It is a fact that everybody deals with grief differently and that the grieving process can affect different people in different ways. Some people will try to carry on as close to normal as possible, while others will spend hours crying and the slightest thing will set them off. Remember… there is no right way to grieve; Paul and I were very different when it came to processing what had happened and trying to build a life without Sophie. Paul was very philosophical about it ‘all things happen for a reason’ and ‘we have to carry on for the other children’, whereas I was (and still am) a lot more emotional. Grief also hits people at different times; Paul found that he was most upset before the funeral, and Sophie’s funeral gave him a sense of closure; whereas I have found that I only really started grieving after the funeral… before Sophie’s funeral I was busy organising ‘the perfect day’ for our baby girl, and I also saw her daily too so I hadn’t really allowed myself a chance to think that it was ‘final’.
The Difference Between Men and Women
The maternal bond develops from the day of the positive pregnancy test, and the desire to protect that baby is very strong from day one. For this reason, women often feel guilt from not being able to save their baby, self-blame because their body had let their baby down, anger that any problems weren’t detected, worry that they may have done something to harm their baby, a feeling of failure – how could they have let a tiny baby die?, sorrow for the baby that they have lost, and intense jealousy of other pregnant ladies or ladies with young babies…. All of these feelings are natural and most grieving mothers will go through a cycle of guilt, self-blame, anger, worry and sorrow.

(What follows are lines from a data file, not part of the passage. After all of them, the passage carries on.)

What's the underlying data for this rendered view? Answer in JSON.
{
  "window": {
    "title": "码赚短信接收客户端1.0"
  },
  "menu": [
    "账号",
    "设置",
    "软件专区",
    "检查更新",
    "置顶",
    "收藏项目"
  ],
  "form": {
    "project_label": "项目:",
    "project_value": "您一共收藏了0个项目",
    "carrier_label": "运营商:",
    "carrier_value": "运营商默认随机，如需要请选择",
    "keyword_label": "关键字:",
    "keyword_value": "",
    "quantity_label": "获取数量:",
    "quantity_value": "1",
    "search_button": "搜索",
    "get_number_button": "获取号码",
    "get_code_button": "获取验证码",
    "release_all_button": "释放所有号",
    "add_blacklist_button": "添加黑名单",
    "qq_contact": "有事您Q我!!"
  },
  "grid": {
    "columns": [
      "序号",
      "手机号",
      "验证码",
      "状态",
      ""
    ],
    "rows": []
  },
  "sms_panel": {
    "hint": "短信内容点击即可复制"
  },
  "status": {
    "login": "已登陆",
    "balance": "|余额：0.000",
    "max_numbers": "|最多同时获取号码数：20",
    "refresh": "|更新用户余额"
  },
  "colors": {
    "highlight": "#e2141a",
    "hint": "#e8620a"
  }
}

Women tend to show emotion easier than men and the slightest things can set off emotions like upset or anger. Some women find that they are unable to concentrate on anything, and powerful maternal urges are very common. I remember a week after Sophie had passed that I suddenly felt movement in my uterus… obviously this wasn’t movement from Sophie but for a few seconds I forgot that she had passed… and then I burst into tears (in the middle of the supermarket!). I have heard that for some women the maternal urge is so strong that they want to dig up their baby’s body from the grave to cuddle them; I didn’t experience this, but I did have to fight the urge to sneak Sophie home from the funeral directors the last time I saw her.
Feeling like you can’t face going out is normal too, explaining to people what has happened is often the hardest part about going out. We went to a toddler group a week after losing Sophie, Paul came with me for support, and it was hard but I was so pleased I did it; then we went to Paul’s work to break the ice with his colleagues, and I went with him. It really is easier if you have someone to go with.
Many men adopt the ‘protector’ role, and are focussed on supporting their wives/partners and their children; this doesn’t allow them time to grieve. Fathers can also be forgotten as they appear to be so strong; people often ask the mother how she is doing but not the father. People need to remember that the dad is also going through the grieving process and although, maybe it may be harder for him, he should also be allowed to show emotion. Fathers also tend to take on the practicalities and keep themselves busy. I know Paul finds it much easier when he’s at work as he has other things to think about.
How Children Are Affected
The way that you explain to your children will depend on their age, understanding and religious belief. We found that our children differed greatly (due to their ages) in how they dealt with Sophie’s death. Brett (16) was visibly upset and very quiet (he still is), Brendon (10) was upset and started to ask questions…. We always answer him honestly and he will ask questions at the most bizarre times! And Aiden (3) didn’t understand at all. Explaining the death in terms of ‘it was nobody’s fault’ is also very important. Try to be as open and honest about the situation as you can be. Children can become upset when they sense something is wrong but don’t know what it is. Children sometimes hide their sadness to protect their parents. A recent study identified the three most important aids in dealing with children who have lost a sibling:
- Recognise and acknowledge the child’s grief.
- Include the child in family rituals.
- Keep the memory of the baby alive in the family.
The death of a grandchild must be very difficult for you; not only are you grieving for the baby, but you also have to see your son or daughter suffering. I unfortunately know from experience that the support you give your son or daughter will be invaluable and something that they will never forget. If you would like to see the baby then ask, you may like to cuddle him/her, take photos and develop memories of your grandchild.